RATIFICAÇÃO DE DECISÃO LIMINAR EM PROCEDIMENTO DE CONTROLE ADMINISTRATIVO. MAGISTRATURA ESTADUAL. FÉRIAS. CUMULAÇÃO DE PERÍODO AQUISITIVO. CIRCUNSTÂNCIAS ESPECIAIS QUE JUSTIFICAM A CONCESSÃO DE FÉRIAS PELO PRAZO DE 90 DIAS CONSECUTIVOS. ATENDIMENTO AO INTERESSE PÚBLICO.

1. É indiscutível a autonomia administrativa assegurada aos tribunais para disporem sobre sua organização interna e funcionamento, o que inclui a concessão de férias aos juízes que lhes sejam vinculados.

2. Possibilidade de intervenção do CNJ no controle de ato administrativo inválido. Vinculação à teoria dos motivos determinantes.

3. Determinação para que o Tribunal, excepcionalmente, conceda 90 dias consecutivos de férias a Juiz de Direito a ele vinculado, considerando as circunstâncias do caso concreto, como medida de preservação do interesse público.  

4. Pedido liminar acolhido diante da presença dos pressupostos do artigo 25, inciso XI, do Regimento Interno do Conselho Nacional de Justiça.

5. Liminar ratificada.

 

 ACÓRDÃO

O Conselho decidiu, por unanimidade: I - incluir em pauta o presente procedimento, nos termos do § 1º do artigo 120 do Regimento Interno; II - ratificar a liminar, nos termos do voto do Relator.

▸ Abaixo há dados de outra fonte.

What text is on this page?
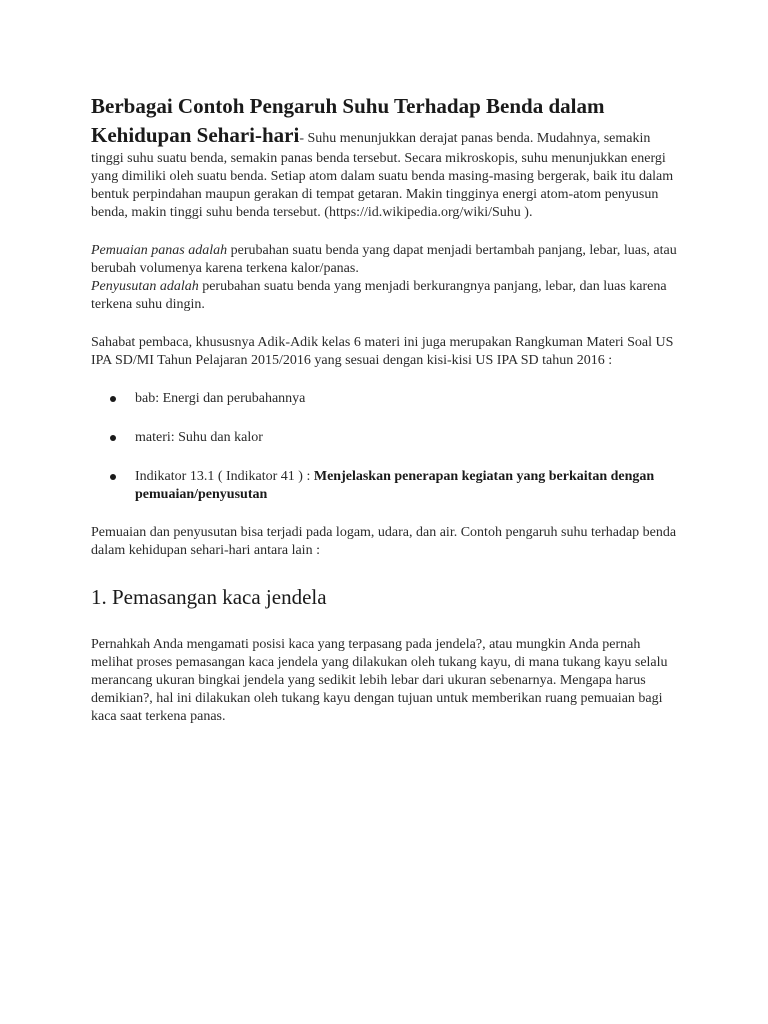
Berbagai Contoh Pengaruh Suhu Terhadap Benda dalam Kehidupan Sehari-hari- Suhu menunjukkan derajat panas benda. Mudahnya, semakin tinggi suhu suatu benda, semakin panas benda tersebut. Secara mikroskopis, suhu menunjukkan energi yang dimiliki oleh suatu benda. Setiap atom dalam suatu benda masing-masing bergerak, baik itu dalam bentuk perpindahan maupun gerakan di tempat getaran. Makin tingginya energi atom-atom penyusun benda, makin tinggi suhu benda tersebut. (https://id.wikipedia.org/wiki/Suhu ).

Pemuaian panas adalah perubahan suatu benda yang dapat menjadi bertambah panjang, lebar, luas, atau berubah volumenya karena terkena kalor/panas.

Penyusutan adalah perubahan suatu benda yang menjadi berkurangnya panjang, lebar, dan luas karena terkena suhu dingin.

Sahabat pembaca, khususnya Adik-Adik kelas 6 materi ini juga merupakan Rangkuman Materi Soal US IPA SD/MI Tahun Pelajaran 2015/2016 yang sesuai dengan kisi-kisi US IPA SD tahun 2016 :

bab: Energi dan perubahannya
materi: Suhu dan kalor
Indikator 13.1 ( Indikator 41 ) : Menjelaskan penerapan kegiatan yang berkaitan dengan pemuaian/penyusutan

Pemuaian dan penyusutan bisa terjadi pada logam, udara, dan air. Contoh pengaruh suhu terhadap benda dalam kehidupan sehari-hari antara lain :

1. Pemasangan kaca jendela

Pernahkah Anda mengamati posisi kaca yang terpasang pada jendela?, atau mungkin Anda pernah melihat proses pemasangan kaca jendela yang dilakukan oleh tukang kayu, di mana tukang kayu selalu merancang ukuran bingkai jendela yang sedikit lebih lebar dari ukuran sebenarnya. Mengapa harus demikian?, hal ini dilakukan oleh tukang kayu dengan tujuan untuk memberikan ruang pemuaian bagi kaca saat terkena panas.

Declarou suspeição o Conselheiro Richard Pae Kim. Presidiu o julgamento o Ministro Luiz Fux. Plenário Virtual, 9 de setembro de 2022. Votaram os Excelentíssimos Conselheiros Luiz Fux, Luis Felipe Salomão, Vieira de Mello Filho, Mauro Pereira Martins, Salise Sanchotene, Jane Granzoto, Marcio Luiz Freitas, Giovanni Olsson, Sidney Madruga, João Paulo Schoucair, Marcos Vinícius Jardim Rodrigues, Marcello Terto, Mário Goulart Maia e Luiz Fernando Bandeira de Mello. Não votou o Conselheiro Richard Pae Kim, em razão de suspeição declarada.

 

RELATÓRIO

 

Trata-se de Procedimento de Controle Administrativo, com pedido liminar, formulado por RODRIGO CAPEZ em face do TRIBUNAL DE JUSTIÇA DO ESTADO DE SÃO PAULO - TJSP.

O Requerente, que é Juiz Auxiliar da Presidência do Conselho Nacional de Justiça – CNJ e Juiz de Direito titular da 5ª Vara Especial da Infância e da Juventude da Comarca de São Paulo, aduz que o TJSP, por sua Presidência, indeferiu o seu pedido de gozo de férias pelo período excepcional de 90 dias, justificado pelos graves problemas familiares que vivencia, nos seguintes termos:

 

Trata-se de requerimento formulado pelo magistrado Rodrigo Capez, Juiz de Direito da 5a Vara Especial da Infância e Juventude da Capital, solicitando a concessão de 90 dias de férias, ou, subsidiariamente, de 75 dias de férias, por graves problemas pessoais.

É o sucinto relato.

Analisando-se o relatório de saldos, constata-se que o d. magistrado dispõe de 150 dias de férias, com saldo de indenização requerido de 28,63 dias.

É concedido aos magistrados o direito de usufruir 30 dias de férias em cada semestre.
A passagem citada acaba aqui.